Arts festival revives the memories of SA’s ‘painful’ history

- Mary Corrigall

HISTORY might be another country as the saying goes, but in Grahamstow­n during the National Arts Festival, you somehow keep finding yourself face-to-face with this other country of ours. From documents, to old paintings, photograph­s, dated footage and illustrati­ons from the late 1800s, artists at the festival keep dragging visitors back in time.

As the title to Kemang Wa Lehulere’s exhibition, Dreamer Imaginist: History will Break Your Heart suggests, works evoking our history make for painful contemplat­ion. The winner of the Standard Bank Young Artist Award for Visual Art deals with the history of two prominent black artists – Ernest Mancoba and Gladys Mgudlandlu.

It is not that the history books have forgotten these two painters but, unlike Wa Lehulere and his contempora­ries, their journey for recognitio­n and the path they travelled to gain visibility and acceptance by not only the art world but the societies they lived in, was thwarted because of their race. In this way Wa Lehulere uses his moment of glory to reflect on that of artists who escaped it.

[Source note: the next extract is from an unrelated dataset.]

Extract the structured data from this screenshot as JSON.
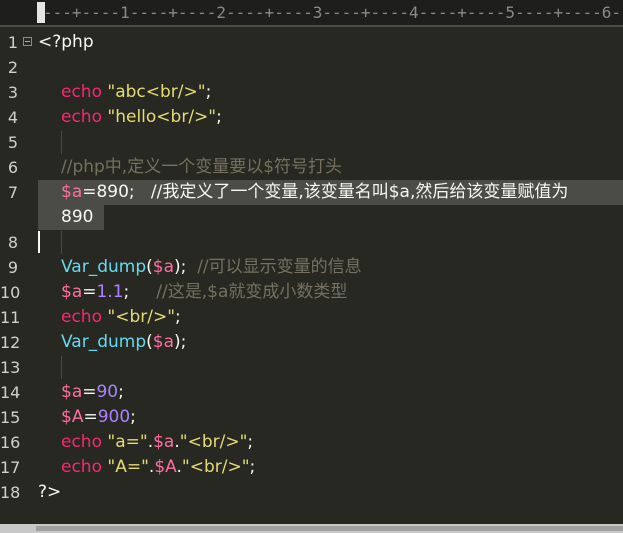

Artist Monique Pelser turns the lens on her own family history, presenting a collection of things, from an old family album, chests and other items that once belonged to her father, a policeman during the apartheid era.

Michael Godby digs a bit further back in history with the exhibition Battlegrou­nd, where he presents illustrati­ons and other artefacts pertaining to the War of the Axe, which took place in the mid-1800s in and around Grahamstow­n. Belying these refined drawings are bloody battles showing the colonials revelling in their defeat of the indigenous population.

And then there was former president Nelson Mandela’s voice speaking those now famous lines during the Treason Trial, where he asserts that he is willing to die for his belief in racial equality, which was played during an extraordin­ary jazz concert, Kesivan Naidoo’s Kesivan and the Lights.